Zo zit het voortgezet onderwijs in Nederland in elkaar. (Bron: JrPol - Eigen werk, CC BY-SA 3.0, via Wikimedia Commons.) Kijk hier voor een verduidelijking van de verschillende schooltypes.

Het artikel op LitNet Akademies gaat specifiek over het lezen van fictie. We hebben het hier dus niet over het begrijpend lezen van zakelijke teksten. Hoe definiëren jullie literaire competentie voor leerlingen in de onderbouw van het voortgezet onderwijs? Wat moet een leerling volgens jullie kennen en kunnen, en met welk doel? 

Marie-José Klaver: Je hebt twee opvattingen van literaire competentie. Een bekende opvatting, hier in Nederland, is die van Theo Witte, zoals uiteengezet in zijn proefschrift Het oog van de meester (2008). Die opvatting is in de praktijk verder uitgewerkt voor Lezen voor de Lijst, een bekende website die door 78 procent van de scholen in Nederland als leidend wordt beschouwd. Witte gaat uit van een opbouw in moeilijkheidsgraad: je begint als lezer met relatief eenvoudige teksten en vervolgens ga je door naar steeds complexere teksten.

Daarnaast heb je een andere opvatting van literaire competentie die net zo interessant is, maar die in Nederland minder bekend is. Maria Nikolajeva, een Zweeds-Russische literatuurwetenschapper die in Cambridge doceert, zegt dat leerlingen – ook jonge leerlingen op de basisschool en in de onderbouw van het voortgezet onderwijs – moeten leren om afstand te nemen van de tekst.

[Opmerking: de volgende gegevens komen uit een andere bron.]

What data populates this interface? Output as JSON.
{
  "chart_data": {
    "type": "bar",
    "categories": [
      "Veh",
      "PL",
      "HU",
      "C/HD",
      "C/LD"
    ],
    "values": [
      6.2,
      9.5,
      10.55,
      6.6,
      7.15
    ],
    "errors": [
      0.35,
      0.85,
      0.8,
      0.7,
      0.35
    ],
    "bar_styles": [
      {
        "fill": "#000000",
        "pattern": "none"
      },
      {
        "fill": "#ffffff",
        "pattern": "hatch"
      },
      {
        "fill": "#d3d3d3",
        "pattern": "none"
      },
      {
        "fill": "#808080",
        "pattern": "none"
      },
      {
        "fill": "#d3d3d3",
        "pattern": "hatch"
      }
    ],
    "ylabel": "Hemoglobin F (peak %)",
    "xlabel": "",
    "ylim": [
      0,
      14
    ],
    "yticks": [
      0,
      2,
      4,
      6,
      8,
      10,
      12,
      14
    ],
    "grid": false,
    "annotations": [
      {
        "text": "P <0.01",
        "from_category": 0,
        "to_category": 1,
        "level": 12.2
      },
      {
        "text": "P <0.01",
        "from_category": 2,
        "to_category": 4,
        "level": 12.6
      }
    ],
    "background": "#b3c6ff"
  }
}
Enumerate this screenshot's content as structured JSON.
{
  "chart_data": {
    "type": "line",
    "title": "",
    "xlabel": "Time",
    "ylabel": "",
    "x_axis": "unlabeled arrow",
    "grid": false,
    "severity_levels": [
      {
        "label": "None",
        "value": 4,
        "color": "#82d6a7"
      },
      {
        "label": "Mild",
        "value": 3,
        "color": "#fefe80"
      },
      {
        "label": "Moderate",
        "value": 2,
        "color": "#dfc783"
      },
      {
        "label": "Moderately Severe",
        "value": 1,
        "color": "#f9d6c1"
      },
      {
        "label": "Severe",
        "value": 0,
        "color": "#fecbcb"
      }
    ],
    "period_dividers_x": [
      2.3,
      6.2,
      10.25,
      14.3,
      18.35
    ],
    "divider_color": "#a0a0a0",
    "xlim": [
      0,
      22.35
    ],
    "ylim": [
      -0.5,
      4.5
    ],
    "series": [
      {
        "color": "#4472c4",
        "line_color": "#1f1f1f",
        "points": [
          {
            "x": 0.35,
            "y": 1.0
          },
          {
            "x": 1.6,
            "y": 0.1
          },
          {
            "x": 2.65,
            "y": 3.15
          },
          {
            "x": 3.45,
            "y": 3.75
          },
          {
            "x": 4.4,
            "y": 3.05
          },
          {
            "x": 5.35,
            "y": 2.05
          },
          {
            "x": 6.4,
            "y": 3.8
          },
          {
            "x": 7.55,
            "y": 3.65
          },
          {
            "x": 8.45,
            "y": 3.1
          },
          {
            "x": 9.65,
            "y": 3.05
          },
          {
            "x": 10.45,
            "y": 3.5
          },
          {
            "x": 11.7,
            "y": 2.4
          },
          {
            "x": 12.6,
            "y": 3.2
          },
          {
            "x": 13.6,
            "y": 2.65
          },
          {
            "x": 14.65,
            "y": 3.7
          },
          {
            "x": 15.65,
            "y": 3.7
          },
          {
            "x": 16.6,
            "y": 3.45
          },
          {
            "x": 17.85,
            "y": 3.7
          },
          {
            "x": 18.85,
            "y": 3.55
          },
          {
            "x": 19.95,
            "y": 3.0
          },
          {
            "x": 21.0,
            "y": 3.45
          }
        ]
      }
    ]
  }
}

In veel teksten voor jongeren worden stijlmiddelen ingezet waardoor de lezer enorm wordt meegesleept. Jongeren moeten leren om te zeggen: stop, nu ga ik zelf nadenken over wat hier staat en over wat deze tekst met mij als lezer probeert te dóen.

Ik denk dat, als je deze twee opvattingen ten aanzien literaire competenties combineert, je in de onderbouw veel kunt bereiken en dat leerlingen ook het literaire lezen in de bovenbouw leuker gaan vinden.  

Leerlingen beschouwen lezen vaak als een verplichte activiteit. Maar als je ze een actueel aanbod voorschotelt dat aansluit bij hun interesses, zal je zien dat ze wél graag lezen. Jongeren krijgen via sociale media van alles mee over het nieuws van de dag, maar vaak op een wat schimmige manier, via korte zinnetjes, video’s en memes. Als je dan in de klas vertelt wat er echt aan de hand is en welke kanten er aan een zaak zitten, dan zijn leerlingen meestal wel geïnteresseerd. Je moet ze niet onderschatten!

In jullie artikelen leggen jullie een verband tussen literatuur en burgerschapsonderwijs. Kunnen jullie dat toelichten? 

Yra van Dijk: Ik ben vijf jaar geleden begonnen om dit aan te kaarten. Sommige mensen hebben moeite met mijn voorstel om literatuur binnen de lessen maatschappijleer of burgerschap te gebruiken, omdat het betekent dat je literatuur dan instrumenteel inzet, voor een ander doel dan het zuiver literaire.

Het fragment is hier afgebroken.